Теперь главная забота о том, чем и как топить. Мы получили с юга две печки, пока в подвале лежат палки на “растопку”, по карточкам выдадут несколько сот (кг) угля и на Яна 400 кило дров! А затем разные обещания, мечты, покупка решо[99], которое при первом же разе испортилось. Парижане рассказывают ужасы о прошлом годе, у Нилус топилось только 17 дней. Я как-то ни о чем не беспокоюсь, хотя в моей комнате нет никакой печки и даже нет настоящего одеяла, свое я отдала Яну, надеюсь на свою меховую шубу, буду, как медведь, лежать и сосать лапу. Но Ян очень волнуется и что-то предпринимает.

Октябрь же в этом году удивительно хороший: много солнечных, с синим небом дней. Сегодня, пожалуй, в первый раз в комнатах холодно, но у нас теплее, чем у других, так как мало наружных стен, но, конечно, зимой будем жить не очень приятно. Ваша кофта пока очень меня согревает, и хорошо, что она широкая, могу напяливать на теплый костюм, хотя я стала полнеть – нужно перешивать пояса у юбок…

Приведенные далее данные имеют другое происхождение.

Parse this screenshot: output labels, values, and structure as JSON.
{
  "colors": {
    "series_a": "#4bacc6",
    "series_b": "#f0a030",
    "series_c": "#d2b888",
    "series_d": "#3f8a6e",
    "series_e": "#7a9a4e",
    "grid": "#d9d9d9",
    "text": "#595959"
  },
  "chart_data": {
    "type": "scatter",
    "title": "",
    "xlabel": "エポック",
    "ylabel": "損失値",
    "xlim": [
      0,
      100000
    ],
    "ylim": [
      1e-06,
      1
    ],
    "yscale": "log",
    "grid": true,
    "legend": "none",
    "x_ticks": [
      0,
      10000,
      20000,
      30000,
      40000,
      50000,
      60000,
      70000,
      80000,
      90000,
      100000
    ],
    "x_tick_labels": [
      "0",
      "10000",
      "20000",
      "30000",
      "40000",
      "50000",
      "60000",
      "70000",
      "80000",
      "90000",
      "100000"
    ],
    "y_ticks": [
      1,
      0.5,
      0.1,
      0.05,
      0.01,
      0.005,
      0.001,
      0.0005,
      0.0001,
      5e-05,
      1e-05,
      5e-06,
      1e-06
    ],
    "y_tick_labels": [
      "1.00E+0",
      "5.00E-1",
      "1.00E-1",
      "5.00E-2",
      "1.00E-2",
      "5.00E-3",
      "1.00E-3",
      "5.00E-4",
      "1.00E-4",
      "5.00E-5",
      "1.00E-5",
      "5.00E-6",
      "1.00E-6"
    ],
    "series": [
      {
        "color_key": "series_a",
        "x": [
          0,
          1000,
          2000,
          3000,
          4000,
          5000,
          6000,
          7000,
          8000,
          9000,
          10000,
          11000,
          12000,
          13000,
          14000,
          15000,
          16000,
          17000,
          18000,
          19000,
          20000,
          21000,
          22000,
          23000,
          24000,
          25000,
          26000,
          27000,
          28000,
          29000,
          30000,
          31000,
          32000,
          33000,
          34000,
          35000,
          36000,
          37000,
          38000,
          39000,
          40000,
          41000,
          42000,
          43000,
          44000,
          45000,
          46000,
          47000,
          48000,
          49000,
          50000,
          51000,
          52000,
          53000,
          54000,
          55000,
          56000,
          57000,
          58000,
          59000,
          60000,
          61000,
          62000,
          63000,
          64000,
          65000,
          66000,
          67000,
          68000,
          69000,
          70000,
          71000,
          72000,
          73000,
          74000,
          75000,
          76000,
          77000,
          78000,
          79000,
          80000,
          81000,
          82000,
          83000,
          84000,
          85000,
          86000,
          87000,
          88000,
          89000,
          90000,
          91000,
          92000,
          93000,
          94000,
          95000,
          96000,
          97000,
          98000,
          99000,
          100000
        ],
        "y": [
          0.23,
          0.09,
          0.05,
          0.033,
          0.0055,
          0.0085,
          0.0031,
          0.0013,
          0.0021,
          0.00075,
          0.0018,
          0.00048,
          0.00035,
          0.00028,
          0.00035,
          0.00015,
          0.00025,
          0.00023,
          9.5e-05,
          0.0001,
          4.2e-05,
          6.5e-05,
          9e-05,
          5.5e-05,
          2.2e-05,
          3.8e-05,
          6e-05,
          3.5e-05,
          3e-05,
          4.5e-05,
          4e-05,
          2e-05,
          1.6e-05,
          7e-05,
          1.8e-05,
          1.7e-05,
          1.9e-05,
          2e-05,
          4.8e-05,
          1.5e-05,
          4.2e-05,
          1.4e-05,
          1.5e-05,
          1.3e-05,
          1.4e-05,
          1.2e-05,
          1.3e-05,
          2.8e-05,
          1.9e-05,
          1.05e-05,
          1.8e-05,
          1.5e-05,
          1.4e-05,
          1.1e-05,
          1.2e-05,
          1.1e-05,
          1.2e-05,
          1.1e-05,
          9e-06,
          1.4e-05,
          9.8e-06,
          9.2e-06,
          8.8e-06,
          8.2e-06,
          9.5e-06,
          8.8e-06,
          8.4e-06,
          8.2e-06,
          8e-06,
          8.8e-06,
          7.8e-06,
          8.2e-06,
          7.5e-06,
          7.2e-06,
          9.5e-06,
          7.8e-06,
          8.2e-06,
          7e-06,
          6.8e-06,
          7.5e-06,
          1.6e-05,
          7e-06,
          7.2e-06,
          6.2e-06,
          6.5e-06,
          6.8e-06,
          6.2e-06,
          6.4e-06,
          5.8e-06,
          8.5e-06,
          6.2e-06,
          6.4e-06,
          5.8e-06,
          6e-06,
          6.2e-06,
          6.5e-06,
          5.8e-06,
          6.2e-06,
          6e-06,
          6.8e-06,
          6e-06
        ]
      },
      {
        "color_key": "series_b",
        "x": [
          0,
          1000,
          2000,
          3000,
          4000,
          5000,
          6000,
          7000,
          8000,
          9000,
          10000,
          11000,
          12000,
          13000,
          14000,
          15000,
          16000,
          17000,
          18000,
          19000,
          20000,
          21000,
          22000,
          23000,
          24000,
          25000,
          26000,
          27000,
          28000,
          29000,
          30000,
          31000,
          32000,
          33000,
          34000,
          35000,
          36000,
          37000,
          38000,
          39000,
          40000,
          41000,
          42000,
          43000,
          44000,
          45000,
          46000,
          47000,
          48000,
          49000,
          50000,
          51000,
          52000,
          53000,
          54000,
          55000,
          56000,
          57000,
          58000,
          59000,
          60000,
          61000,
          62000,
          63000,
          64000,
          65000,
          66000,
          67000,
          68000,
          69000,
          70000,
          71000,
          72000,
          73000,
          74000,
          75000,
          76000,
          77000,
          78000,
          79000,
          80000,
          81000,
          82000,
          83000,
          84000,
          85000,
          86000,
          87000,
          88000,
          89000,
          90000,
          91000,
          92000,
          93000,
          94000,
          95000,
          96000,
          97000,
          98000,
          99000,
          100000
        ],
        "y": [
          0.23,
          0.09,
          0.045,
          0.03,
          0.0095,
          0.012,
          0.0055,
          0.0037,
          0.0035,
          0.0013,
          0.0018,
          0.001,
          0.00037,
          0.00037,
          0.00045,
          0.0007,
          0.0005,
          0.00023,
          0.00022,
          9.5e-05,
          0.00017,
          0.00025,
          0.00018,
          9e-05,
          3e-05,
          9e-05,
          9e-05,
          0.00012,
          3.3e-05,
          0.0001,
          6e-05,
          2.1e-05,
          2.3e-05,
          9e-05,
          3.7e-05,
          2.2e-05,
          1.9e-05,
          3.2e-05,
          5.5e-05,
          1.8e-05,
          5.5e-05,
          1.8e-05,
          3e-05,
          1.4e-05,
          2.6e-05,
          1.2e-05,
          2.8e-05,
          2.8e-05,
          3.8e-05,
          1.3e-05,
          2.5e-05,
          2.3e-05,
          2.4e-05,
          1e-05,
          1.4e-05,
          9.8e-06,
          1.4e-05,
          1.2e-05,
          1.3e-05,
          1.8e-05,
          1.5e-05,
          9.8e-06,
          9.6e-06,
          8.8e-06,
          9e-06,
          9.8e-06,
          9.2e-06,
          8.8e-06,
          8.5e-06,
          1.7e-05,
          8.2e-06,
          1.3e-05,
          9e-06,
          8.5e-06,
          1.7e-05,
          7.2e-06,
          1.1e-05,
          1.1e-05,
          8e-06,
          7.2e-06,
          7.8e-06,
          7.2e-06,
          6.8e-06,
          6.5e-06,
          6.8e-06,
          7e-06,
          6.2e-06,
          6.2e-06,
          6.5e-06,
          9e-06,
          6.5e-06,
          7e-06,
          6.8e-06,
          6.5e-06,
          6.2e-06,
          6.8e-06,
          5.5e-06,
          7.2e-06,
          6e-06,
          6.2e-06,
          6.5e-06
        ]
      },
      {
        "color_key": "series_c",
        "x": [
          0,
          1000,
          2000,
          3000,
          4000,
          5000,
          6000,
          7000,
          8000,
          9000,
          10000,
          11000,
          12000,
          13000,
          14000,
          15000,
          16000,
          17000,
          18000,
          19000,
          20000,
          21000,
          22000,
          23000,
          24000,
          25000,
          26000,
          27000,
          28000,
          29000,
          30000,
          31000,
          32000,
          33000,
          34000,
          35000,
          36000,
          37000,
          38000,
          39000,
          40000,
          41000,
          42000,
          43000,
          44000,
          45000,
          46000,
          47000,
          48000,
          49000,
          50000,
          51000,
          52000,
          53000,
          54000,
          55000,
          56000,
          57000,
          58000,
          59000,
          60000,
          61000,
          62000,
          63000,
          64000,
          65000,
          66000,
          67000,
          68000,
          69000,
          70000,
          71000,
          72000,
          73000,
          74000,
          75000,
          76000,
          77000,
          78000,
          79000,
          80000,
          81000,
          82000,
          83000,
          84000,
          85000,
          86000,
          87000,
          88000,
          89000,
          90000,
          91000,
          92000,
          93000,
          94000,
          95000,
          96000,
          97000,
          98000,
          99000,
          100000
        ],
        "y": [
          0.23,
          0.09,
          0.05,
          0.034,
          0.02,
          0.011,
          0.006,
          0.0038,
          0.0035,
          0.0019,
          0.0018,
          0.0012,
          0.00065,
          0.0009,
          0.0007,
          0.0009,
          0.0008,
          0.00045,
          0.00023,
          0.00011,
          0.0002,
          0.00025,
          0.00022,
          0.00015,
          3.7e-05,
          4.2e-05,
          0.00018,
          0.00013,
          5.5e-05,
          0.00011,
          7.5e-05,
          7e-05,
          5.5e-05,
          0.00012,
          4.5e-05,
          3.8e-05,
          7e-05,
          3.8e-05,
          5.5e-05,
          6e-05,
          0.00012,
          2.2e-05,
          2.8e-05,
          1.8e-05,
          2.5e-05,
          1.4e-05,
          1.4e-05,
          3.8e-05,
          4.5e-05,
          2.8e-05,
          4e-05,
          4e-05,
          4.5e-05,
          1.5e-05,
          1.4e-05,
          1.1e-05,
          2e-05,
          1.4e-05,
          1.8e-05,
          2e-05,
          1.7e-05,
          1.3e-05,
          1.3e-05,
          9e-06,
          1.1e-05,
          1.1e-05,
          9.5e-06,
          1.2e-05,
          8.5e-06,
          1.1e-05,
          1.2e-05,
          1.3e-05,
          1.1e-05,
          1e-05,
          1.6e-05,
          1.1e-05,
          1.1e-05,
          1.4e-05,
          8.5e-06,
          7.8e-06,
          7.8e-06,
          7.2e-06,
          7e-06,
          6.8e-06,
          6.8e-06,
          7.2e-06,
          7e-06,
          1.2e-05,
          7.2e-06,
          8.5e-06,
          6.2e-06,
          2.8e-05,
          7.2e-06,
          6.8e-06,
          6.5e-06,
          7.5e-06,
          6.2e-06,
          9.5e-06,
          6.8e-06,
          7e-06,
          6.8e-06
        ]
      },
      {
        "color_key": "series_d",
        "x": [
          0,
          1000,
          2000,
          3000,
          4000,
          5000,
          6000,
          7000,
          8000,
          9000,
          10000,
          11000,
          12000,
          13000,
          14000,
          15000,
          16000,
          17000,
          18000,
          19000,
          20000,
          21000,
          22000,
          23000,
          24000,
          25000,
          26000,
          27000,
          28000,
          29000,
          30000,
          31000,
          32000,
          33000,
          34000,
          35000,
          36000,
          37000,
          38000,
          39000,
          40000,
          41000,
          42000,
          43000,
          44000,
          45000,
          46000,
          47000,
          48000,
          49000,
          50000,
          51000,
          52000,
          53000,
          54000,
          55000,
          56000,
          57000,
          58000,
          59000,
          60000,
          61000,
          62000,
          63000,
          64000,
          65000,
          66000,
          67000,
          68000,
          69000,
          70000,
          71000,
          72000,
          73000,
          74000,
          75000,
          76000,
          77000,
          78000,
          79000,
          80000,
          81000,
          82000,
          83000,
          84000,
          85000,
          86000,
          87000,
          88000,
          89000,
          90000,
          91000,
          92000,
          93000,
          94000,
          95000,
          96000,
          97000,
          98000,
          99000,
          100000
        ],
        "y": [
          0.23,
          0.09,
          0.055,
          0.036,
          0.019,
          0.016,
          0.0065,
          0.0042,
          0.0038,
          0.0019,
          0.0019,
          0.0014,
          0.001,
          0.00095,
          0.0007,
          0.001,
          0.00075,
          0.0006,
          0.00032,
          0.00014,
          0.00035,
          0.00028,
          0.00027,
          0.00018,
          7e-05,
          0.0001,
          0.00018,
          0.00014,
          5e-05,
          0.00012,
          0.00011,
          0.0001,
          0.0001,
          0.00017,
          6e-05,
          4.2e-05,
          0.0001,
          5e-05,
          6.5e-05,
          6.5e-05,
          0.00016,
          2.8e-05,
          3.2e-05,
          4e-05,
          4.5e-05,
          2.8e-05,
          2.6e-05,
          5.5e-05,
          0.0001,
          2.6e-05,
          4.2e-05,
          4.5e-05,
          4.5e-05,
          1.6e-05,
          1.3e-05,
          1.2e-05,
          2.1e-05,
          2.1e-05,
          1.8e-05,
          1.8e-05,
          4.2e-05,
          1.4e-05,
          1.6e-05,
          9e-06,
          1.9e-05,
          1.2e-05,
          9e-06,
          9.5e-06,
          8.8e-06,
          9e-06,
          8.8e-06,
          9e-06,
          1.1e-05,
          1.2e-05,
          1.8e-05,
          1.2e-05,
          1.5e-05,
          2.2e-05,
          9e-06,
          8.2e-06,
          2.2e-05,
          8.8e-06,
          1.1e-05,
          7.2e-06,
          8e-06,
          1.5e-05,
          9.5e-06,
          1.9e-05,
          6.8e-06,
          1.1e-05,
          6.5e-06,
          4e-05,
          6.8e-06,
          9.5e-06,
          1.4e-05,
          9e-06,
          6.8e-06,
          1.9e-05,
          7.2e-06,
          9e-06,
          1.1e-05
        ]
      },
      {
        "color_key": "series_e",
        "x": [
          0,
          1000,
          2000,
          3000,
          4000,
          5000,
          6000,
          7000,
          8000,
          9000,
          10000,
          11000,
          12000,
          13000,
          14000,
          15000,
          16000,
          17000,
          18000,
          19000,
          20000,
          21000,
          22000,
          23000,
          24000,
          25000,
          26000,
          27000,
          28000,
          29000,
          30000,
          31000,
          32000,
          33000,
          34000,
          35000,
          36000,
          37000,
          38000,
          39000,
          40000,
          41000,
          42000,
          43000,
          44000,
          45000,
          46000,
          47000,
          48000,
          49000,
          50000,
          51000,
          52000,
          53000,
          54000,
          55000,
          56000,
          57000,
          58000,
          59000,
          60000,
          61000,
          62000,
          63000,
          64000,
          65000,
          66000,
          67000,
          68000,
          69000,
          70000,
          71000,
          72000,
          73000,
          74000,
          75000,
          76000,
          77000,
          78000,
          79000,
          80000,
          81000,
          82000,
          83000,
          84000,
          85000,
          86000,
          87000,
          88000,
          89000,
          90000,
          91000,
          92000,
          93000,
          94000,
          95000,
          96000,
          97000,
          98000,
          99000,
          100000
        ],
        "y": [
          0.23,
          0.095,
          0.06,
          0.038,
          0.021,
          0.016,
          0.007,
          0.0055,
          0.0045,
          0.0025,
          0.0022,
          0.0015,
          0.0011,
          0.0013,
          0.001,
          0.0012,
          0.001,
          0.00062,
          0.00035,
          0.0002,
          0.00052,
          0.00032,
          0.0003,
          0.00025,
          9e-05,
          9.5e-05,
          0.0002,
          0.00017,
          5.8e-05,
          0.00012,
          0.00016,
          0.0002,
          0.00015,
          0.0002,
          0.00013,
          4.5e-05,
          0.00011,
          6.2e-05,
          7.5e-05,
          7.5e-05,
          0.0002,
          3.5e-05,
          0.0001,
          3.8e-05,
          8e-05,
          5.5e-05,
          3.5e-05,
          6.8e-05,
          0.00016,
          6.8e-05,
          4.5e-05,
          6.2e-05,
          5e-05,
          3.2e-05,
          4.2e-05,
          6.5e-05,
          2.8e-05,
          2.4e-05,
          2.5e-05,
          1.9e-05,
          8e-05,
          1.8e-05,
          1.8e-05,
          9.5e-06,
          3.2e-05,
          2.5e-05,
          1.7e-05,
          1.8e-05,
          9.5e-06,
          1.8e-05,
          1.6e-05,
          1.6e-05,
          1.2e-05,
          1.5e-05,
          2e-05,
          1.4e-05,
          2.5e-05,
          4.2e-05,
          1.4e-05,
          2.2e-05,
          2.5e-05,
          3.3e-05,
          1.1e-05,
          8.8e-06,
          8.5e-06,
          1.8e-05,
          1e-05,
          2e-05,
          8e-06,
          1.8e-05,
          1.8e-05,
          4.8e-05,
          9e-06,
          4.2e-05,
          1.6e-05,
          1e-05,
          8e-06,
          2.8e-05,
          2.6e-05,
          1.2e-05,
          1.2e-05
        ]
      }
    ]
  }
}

Любовь Германовна[100] все еще на юге. Жизнь и там не очень легкая. Трудно им с прислугой. А мы и не пытаемся искать даже фам де менаж, даже и за 20 франков в час. Все равно не найдешь!

Храни Вас Бог.

И еще продержала это письмо на столе. За эти дни был обед у Ельяшевичей. Было вкусно и весело. Ян смешил всех до слез в буквальном смысле этого слова. Вспоминали и Вас, и Алдановых. За широким просторным столом просидели 5 часов! Передайте Мих. Ос. наши поцелуи. Приветы друзьям и знакомым.

Ваша В. Бунина

Примечания

“Это было угловое кафе “Дом”, где не в пример другим монпарнасским кафе с их модернизированными залами, огромными зеркальными окнами и обилием электрического света, сохранилась в те годы старая парижская обстановка: молескиновые диванчики вдоль стен, не очень опрятные передники гарсонов, старомодные мраморные столики, цинковая стойка… Как обычно по вечерам, в кафе уже стояли облака табачного дыма. За столиками сидели завсегдатаи: художники в клетчатых куртках, незадачливые литератиры с косматыми прическами, непризнанные гении…”(“Литературное наследство”, т. 84, кн. 1, с. 689).

[98] Утренник (фр.).

[100] Любовь Германовна Добрая – дама-благотворительница, помогавшая нуждающимся литераторам. Приятельница В. Н. Буниной.